Le recourant ne conteste pas la sanction prononcée dans son principe. Il
fait plutôt valoir que sa quotité, soit une réduction du forfait mensuel
d’entretien de 25% pour une durée de quatre mois, est disproportionnée.
a) Selon l'art. 23a de la loi sur l’emploi (LEmp; BLV
822.11), les demandeurs d'emploi au bénéfice du RI doivent, avec l'assistance
de leur ORP, tout mettre en œuvre pour favoriser leur retour à l'emploi. En
leur qualité de demandeurs d'emploi, ils sont soumis aux mêmes devoirs que les
demandeurs d'emploi pris en charge par la loi fédérale du 25 juin 1982 sur
l’assurance-chômage obligatoire et l’indemnité en cas d’insolvabilité (LACI; RS 837.0)
(al. 1); il leur incombe notamment d'effectuer des recherches d'emploi et d'en
apporter la preuve (al. 2, 1ère phrase). Il résulte à cet égard de
l'art. 17 al. 1 LACI qu'il revient à l'assuré qui fait valoir des prestations
d'assurance, en particulier, de chercher du travail, au besoin en dehors de la
profession qu'il exerçait précédemment, et qu'il doit pouvoir apporter la
preuve des efforts qu'il a fournis. Selon l'art. 26 de l’ordonnance sur
l’assurance-chômage obligatoire et l’indemnité en cas d’insolvabilité (OACI; RS
837.02), l'assuré doit cibler ses recherches d'emploi, en règle générale selon
les méthodes de postulation ordinaires (al. 1). Il doit remettre la preuve de
ses recherches d'emploi pour chaque période de contrôle au plus tard le cinq du
mois suivant ou le premier jour ouvrable qui suit cette date; à l'expiration de
ce délai, et en l'absence d'excuse valable, les recherches d'emploi ne sont
plus prises en considération (al. 2). L'office compétent contrôle chaque mois
les recherches d'emploi de l'assuré (al. 3).
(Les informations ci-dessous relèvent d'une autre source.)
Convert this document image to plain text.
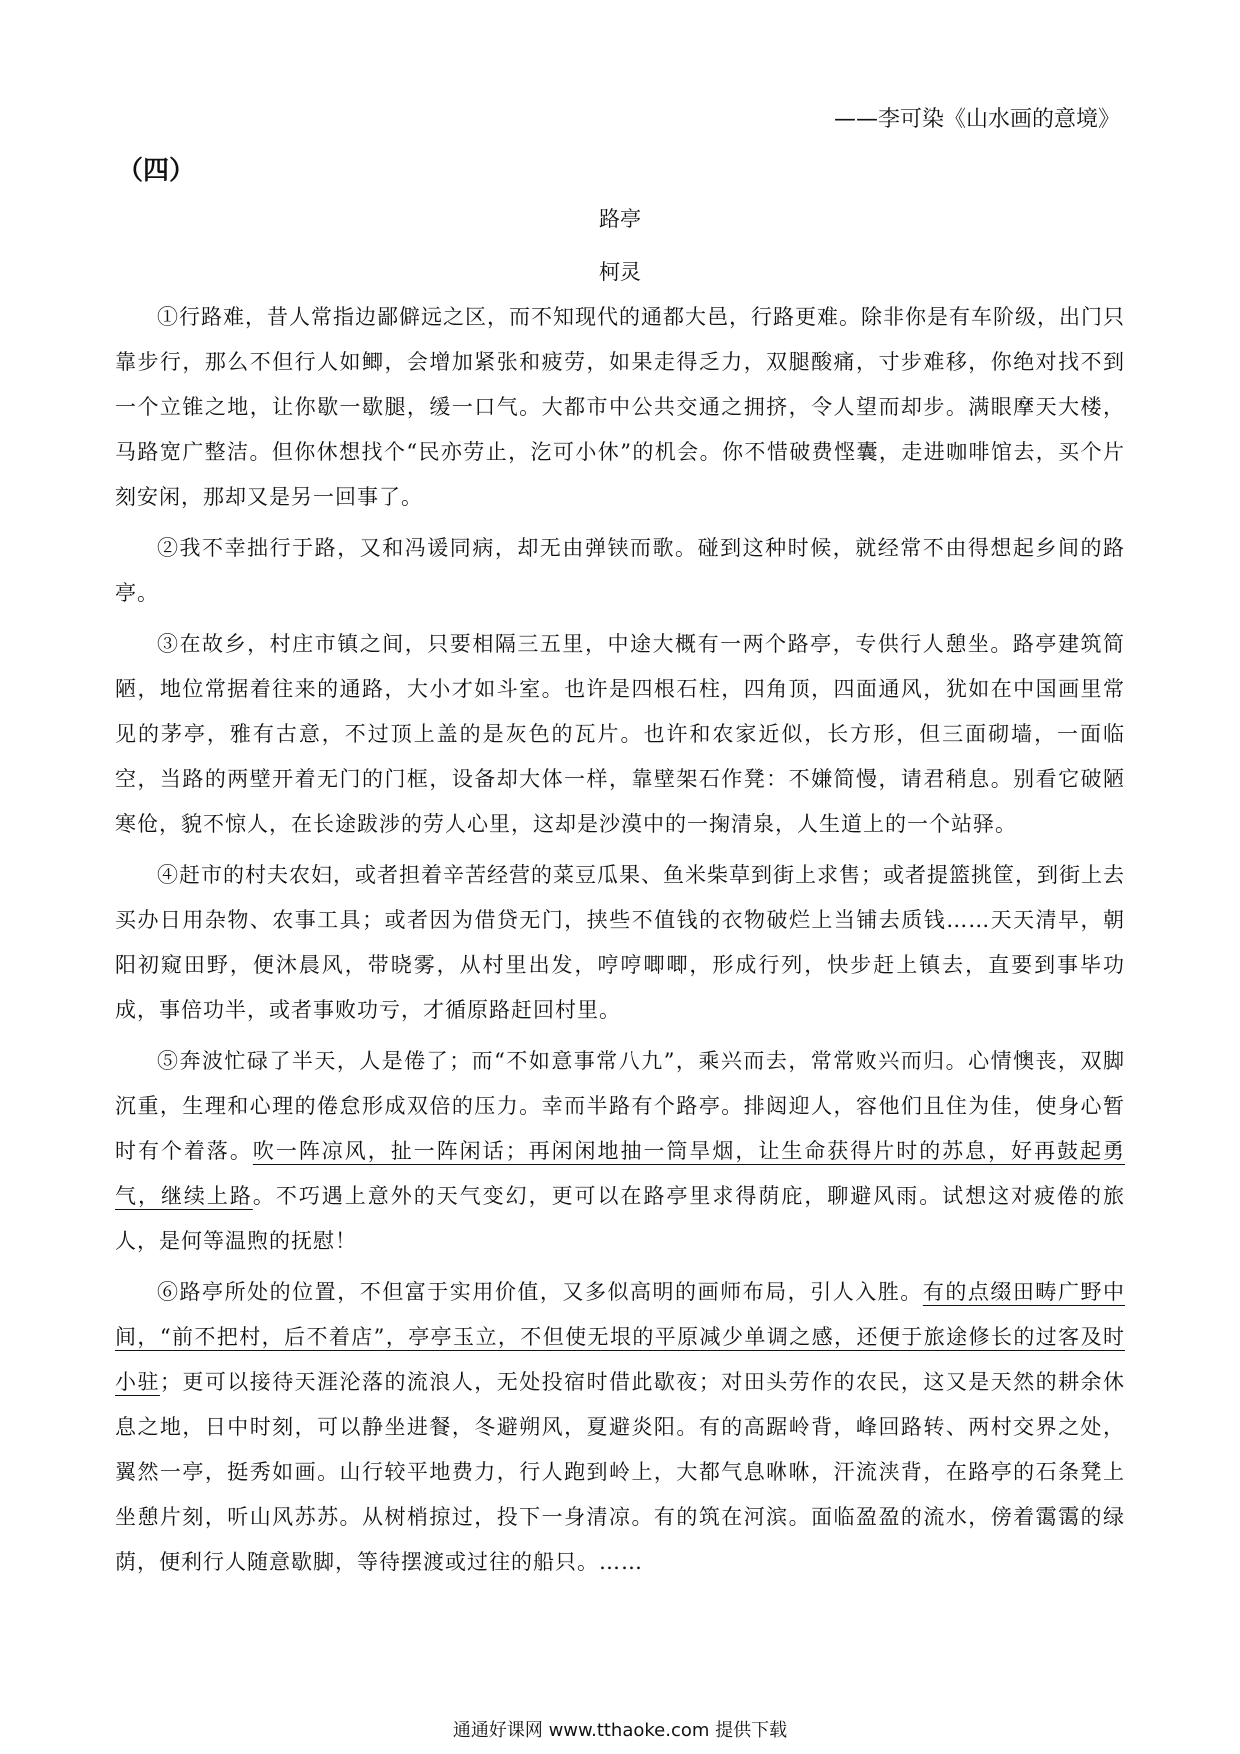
——李可染《山水画的意境》
（四）
路亭
柯灵

①行路难，昔人常指边鄙僻远之区，而不知现代的通都大邑，行路更难。除非你是有车阶级，出门只靠步行，那么不但行人如鲫，会增加紧张和疲劳，如果走得乏力，双腿酸痛，寸步难移，你绝对找不到一个立锥之地，让你歇一歇腿，缓一口气。大都市中公共交通之拥挤，令人望而却步。满眼摩天大楼，马路宽广整洁。但你休想找个“民亦劳止，汔可小休”的机会。你不惜破费悭囊，走进咖啡馆去，买个片刻安闲，那却又是另一回事了。

②我不幸拙行于路，又和冯谖同病，却无由弹铗而歌。碰到这种时候，就经常不由得想起乡间的路亭。

③在故乡，村庄市镇之间，只要相隔三五里，中途大概有一两个路亭，专供行人憩坐。路亭建筑简陋，地位常据着往来的通路，大小才如斗室。也许是四根石柱，四角顶，四面通风，犹如在中国画里常见的茅亭，雅有古意，不过顶上盖的是灰色的瓦片。也许和农家近似，长方形，但三面砌墙，一面临空，当路的两壁开着无门的门框，设备却大体一样，靠壁架石作凳：不嫌简慢，请君稍息。别看它破陋寒伧，貌不惊人，在长途跋涉的劳人心里，这却是沙漠中的一掬清泉，人生道上的一个站驿。

④赶市的村夫农妇，或者担着辛苦经营的菜豆瓜果、鱼米柴草到街上求售；或者提篮挑筐，到街上去买办日用杂物、农事工具；或者因为借贷无门，挟些不值钱的衣物破烂上当铺去质钱……天天清早，朝阳初窥田野，便沐晨风，带晓雾，从村里出发，哼哼唧唧，形成行列，快步赶上镇去，直要到事毕功成，事倍功半，或者事败功亏，才循原路赶回村里。

⑤奔波忙碌了半天，人是倦了；而“不如意事常八九”，乘兴而去，常常败兴而归。心情懊丧，双脚沉重，生理和心理的倦怠形成双倍的压力。幸而半路有个路亭。排闼迎人，容他们且住为佳，使身心暂时有个着落。吹一阵凉风，扯一阵闲话；再闲闲地抽一筒旱烟，让生命获得片时的苏息，好再鼓起勇气，继续上路。不巧遇上意外的天气变幻，更可以在路亭里求得荫庇，聊避风雨。试想这对疲倦的旅人，是何等温煦的抚慰！

⑥路亭所处的位置，不但富于实用价值，又多似高明的画师布局，引人入胜。有的点缀田畴广野中间，“前不把村，后不着店”，亭亭玉立，不但使无垠的平原减少单调之感，还便于旅途修长的过客及时小驻；更可以接待天涯沦落的流浪人，无处投宿时借此歇夜；对田头劳作的农民，这又是天然的耕余休息之地，日中时刻，可以静坐进餐，冬避朔风，夏避炎阳。有的高踞岭背，峰回路转、两村交界之处，翼然一亭，挺秀如画。山行较平地费力，行人跑到岭上，大都气息咻咻，汗流浃背，在路亭的石条凳上坐憩片刻，听山风苏苏。从树梢掠过，投下一身清凉。有的筑在河滨。面临盈盈的流水，傍着霭霭的绿荫，便利行人随意歇脚，等待摆渡或过往的船只。……

通通好课网 www.tthaoke.com 提供下载
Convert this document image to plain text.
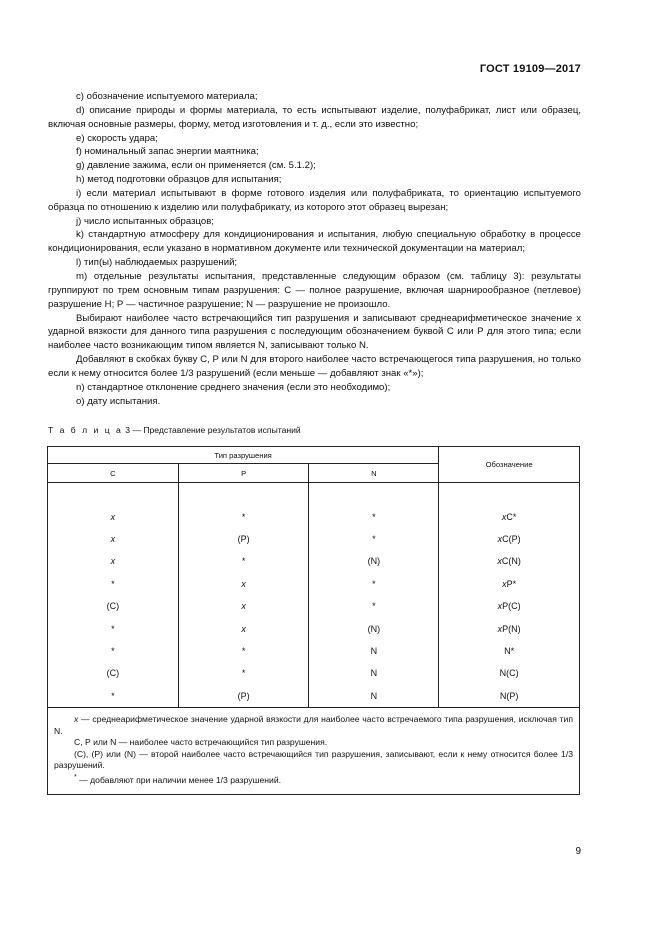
ГОСТ 19109—2017

c) обозначение испытуемого материала;

d) описание природы и формы материала, то есть испытывают изделие, полуфабрикат, лист или образец, включая основные размеры, форму, метод изготовления и т. д., если это известно;

e) скорость удара;

f) номинальный запас энергии маятника;

g) давление зажима, если он применяется (см. 5.1.2);

h) метод подготовки образцов для испытания;

i) если материал испытывают в форме готового изделия или полуфабриката, то ориентацию испытуемого образца по отношению к изделию или полуфабрикату, из которого этот образец вырезан;

j) число испытанных образцов;

k) стандартную атмосферу для кондиционирования и испытания, любую специальную обработку в процессе кондиционирования, если указано в нормативном документе или технической документации на материал;

l) тип(ы) наблюдаемых разрушений;

m) отдельные результаты испытания, представленные следующим образом (см. таблицу 3): результаты группируют по трем основным типам разрушения: С — полное разрушение, включая шарнирообразное (петлевое) разрушение Н; Р — частичное разрушение; N — разрушение не произошло.

Выбирают наиболее часто встречающийся тип разрушения и записывают среднеарифметическое значение x ударной вязкости для данного типа разрушения с последующим обозначением буквой С или Р для этого типа; если наиболее часто возникающим типом является N, записывают только N.

Добавляют в скобках букву С, Р или N для второго наиболее часто встречающегося типа разрушения, но только если к нему относится более 1/3 разрушений (если меньше — добавляют знак «*»);

n) стандартное отклонение среднего значения (если это необходимо);

о) дату испытания.

Т а б л и ц а 3 — Представление результатов испытаний
Тип разрушения			Обозначение
С	Р	N	

x	*	*	xC*
x	(P)	*	xC(P)
x	*	(N)	xC(N)
*	x	*	xP*
(C)	x	*	xP(C)
*	x	(N)	xP(N)
*	*	N	N*
(C)	*	N	N(C)
*	(P)	N	N(P)

x — среднеарифметическое значение ударной вязкости для наиболее часто встречаемого типа разрушения, исключая тип N.

С, Р или N — наиболее часто встречающийся тип разрушения.

(С), (Р) или (N) — второй наиболее часто встречающийся тип разрушения, записывают, если к нему относится более 1/3 разрушений.

* — добавляют при наличии менее 1/3 разрушений.			

9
En application de l'art. 23b LEmp, le non-respect
par les bénéficiaires de leurs devoirs dans le cadre de la prise en charge par
l'ORP est sanctionné par une réduction des prestations financières au sens de
la loi sur l’action sociale vaudoise (LASV; BLV 850.051). L'art. 12b du
règlement du 7 décembre 2005 d'application de la LEmp (RLEmp; BLV 822.11.1)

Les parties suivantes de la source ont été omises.